Ce que, page 44 de « L’Exposition« , vous dites de l’absence de vision _ par quiconque (un homme pour une femme, en l’occurrence) _ de « vacillement« ,
de
« tremblante lueur dans ses yeux brillant, comme une flaque de soleil à la surface des eaux » (in Ovide) : le « vacillement » de la joie vraie,
me semble éclairer la sécheresse de cœur de bien des personnes
,
au-delà du cas, ici (assez « gratiné« , il est vrai), de la « marmoréenne » comtesse de Castiglione :
du rivage de sa maison de famille de La Spezia, ne peut-on pas entrevoir les montagnes de marbre de Carrare ?..

Et qu’on ne s’y méprenne pas : il ne s’agit pas, pour ce « vacillement« , de « la fonction de l’orgasme«  (comme la nomme doctoralement Wilhelm Reich),
mais du « vent d’éternité » (irréversible, lui) d’un amour partagé, tout simplement.
Ce qui a fait dire à Spinoza _ un maître de la joie et de la béatitude _ que, parfois, « nous sentons et expérimentons que nous sommes éternels«  :
quand la joie ressentie témoigne effectivement de l’actualisation de notre puissance…

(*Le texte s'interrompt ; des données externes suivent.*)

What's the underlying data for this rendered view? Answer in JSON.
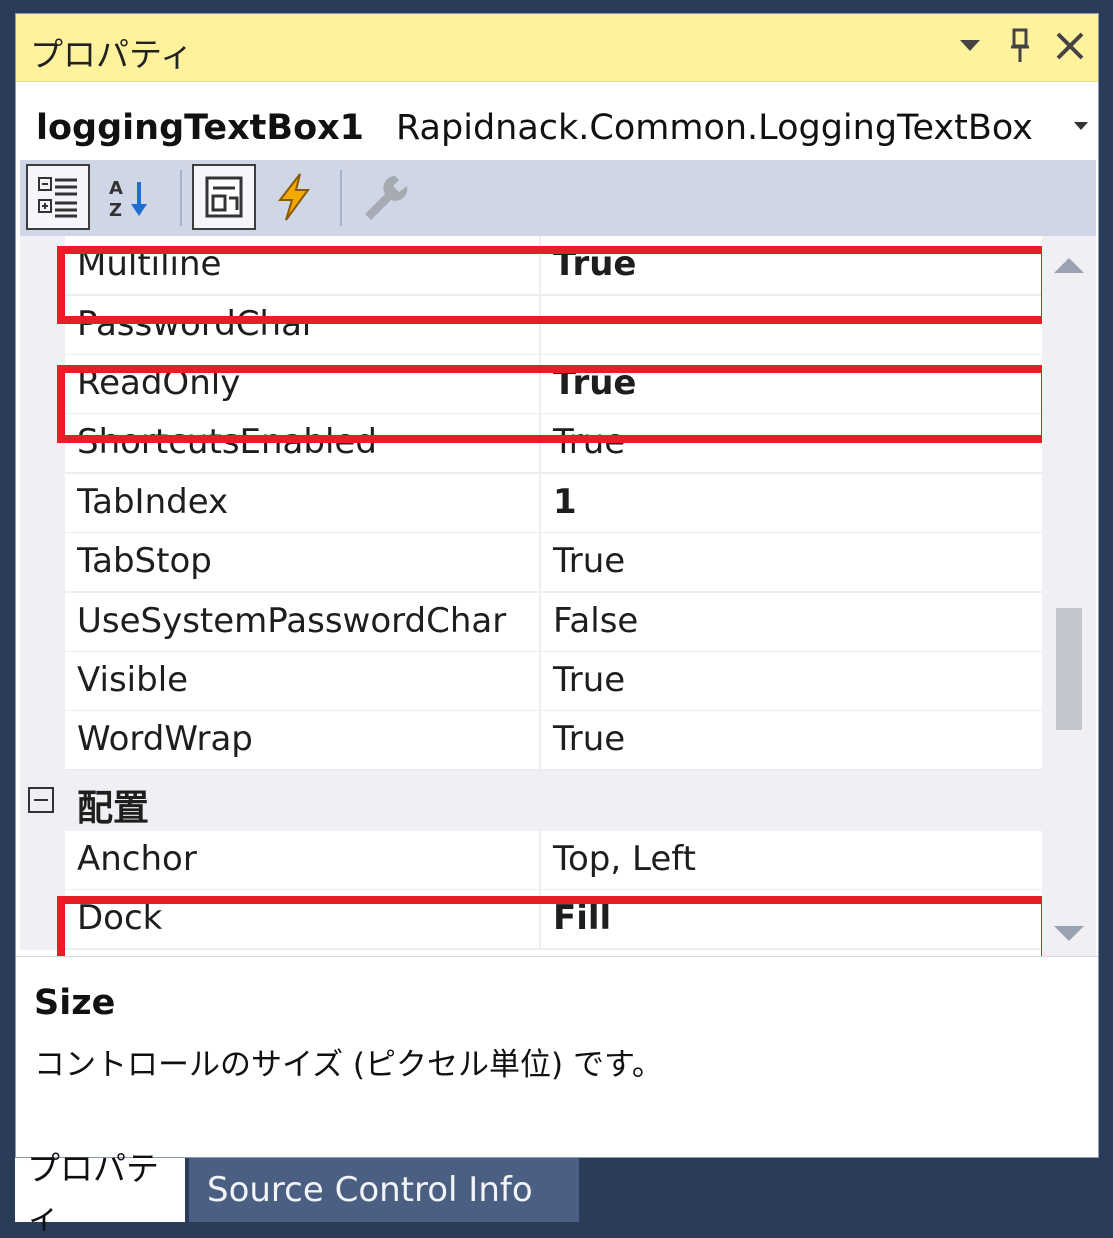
{
  "window": {
    "title": "プロパティ",
    "icons": {
      "dropdown": "chevron-down-icon",
      "pin": "pin-icon",
      "close": "close-icon"
    }
  },
  "object_selector": {
    "name": "loggingTextBox1",
    "type": "Rapidnack.Common.LoggingTextBox"
  },
  "toolbar": {
    "buttons": [
      "categorized-icon",
      "alphabetical-icon",
      "properties-icon",
      "events-icon",
      "property-pages-icon"
    ]
  },
  "properties": {
    "rows": [
      {
        "name": "Multiline",
        "value": "True"
      },
      {
        "name": "PasswordChar",
        "value": ""
      },
      {
        "name": "ReadOnly",
        "value": "True"
      },
      {
        "name": "ShortcutsEnabled",
        "value": "True"
      },
      {
        "name": "TabIndex",
        "value": "1"
      },
      {
        "name": "TabStop",
        "value": "True"
      },
      {
        "name": "UseSystemPasswordChar",
        "value": "False"
      },
      {
        "name": "Visible",
        "value": "True"
      },
      {
        "name": "WordWrap",
        "value": "True"
      }
    ],
    "category": {
      "label": "配置"
    },
    "layout_rows": [
      {
        "name": "Anchor",
        "value": "Top, Left"
      },
      {
        "name": "Dock",
        "value": "Fill"
      }
    ],
    "highlighted": [
      "Multiline",
      "ReadOnly",
      "Dock"
    ],
    "highlight_color": "#e61e27"
  },
  "description": {
    "title": "Size",
    "text": "コントロールのサイズ (ピクセル単位) です。"
  },
  "tabs": {
    "properties": "プロパティ",
    "source_control": "Source Control Info"
  },
  "colors": {
    "titlebar": "#fff29d",
    "frame": "#2b3c59",
    "toolbar": "#cfd6e5",
    "inactive_tab": "#4a5f82"
  }
}
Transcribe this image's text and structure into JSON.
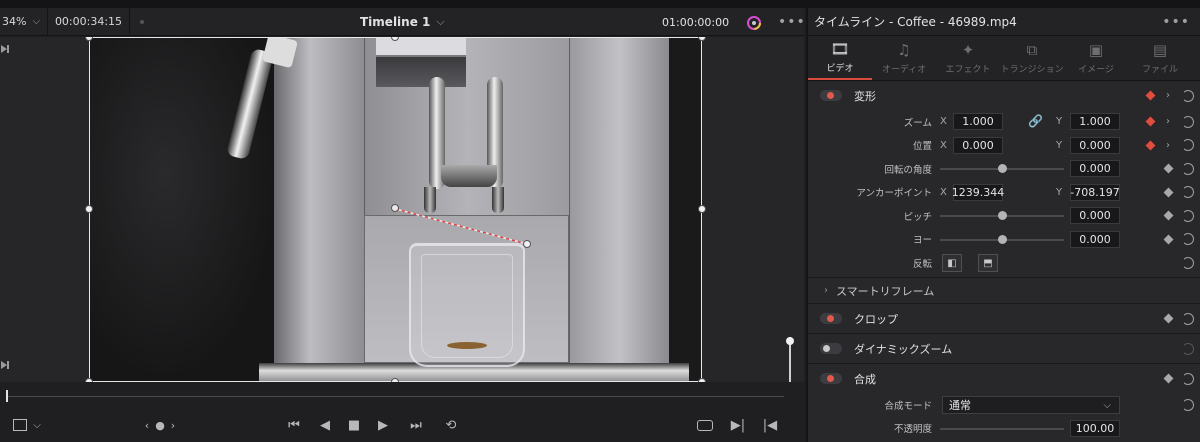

C’est pour cela que je pense qu’une des clés de « L’Exposition » se trouve à la page 111 :
« Et moi qui voulais écrire sur la joie, sur l’ondée intérieure, le froissement là, très haut, saisissant à la gorge, un ravissement, le bonheur,
encore raté
« 

_ la Castiglione mettant son cœur décidément « un peu (trop) bas« …

(ainsi qu’elle se l’entend signifier par l’impératrice elle-même, au bal du ministère des Affaires étrangères, en février 1857 : page 124).

Non : vous dites simplement, dans « L’Exposition » de quelle base il nous faut, chacun d’entre nous, nous élever (nous défaire ; voire nous arracher)
pour atteindre cette rive _ décisive, alors _ de la joie vraie…

Vous en donnez en quelque sorte le « négatif » (photographique).

Et pour des photos de la joie _ et leur flou : la joie est toujours en mouvement (et d’expansion : cf Jean-Louis Chrétien : « La Joie spacieuse« )… _, je vous recommande l’œuvre de mon ami Bernard Plossu…
Il ne fige rien…

Je vais écrire un article sur « L’Exposition » (demain matin, sans doute) ;
que je place à hauteur du roman qui m’avait le plus impressionné, cette saison 2008-2009,
« Zone » de Mathias Énard : en un tout autre style ;

j’aime les deux…

Voici l’article sur « Zone » _ du 3 juin 2009 : reprenant un précédent (dès septembre : le 21; le jour de l’automne), à l’occasion de l’attribution du « prix du livre Inter » à ce roman… _ « Le miracle de la reconnaissance par les lecteurs du plus “grand” roman de l’année : “Zone”, de Mathias Enard »
qui justifie ma comparaison :
dans « L’Exposition« , c’est l' »invagination » _ en pyramide inversée _ des filles par rapport à toutes les mères dont elles sont issues,
qui se met en miroir
de la « pyramide des pères » qui accable les fils, en « Zone » (selon « le choix d’Achille« )…


Enfin
_ et vous pardonnerez peut-être cette prolixité gasconne… _,
je vous recommande l’œuvre de Daniel Mendelsohn, centrée sur la construction (très riche, et ouverte) de l’identité,
à partir d’une démarche d’enquête pleine de probité (et de persévérance) _ comme la vôtre…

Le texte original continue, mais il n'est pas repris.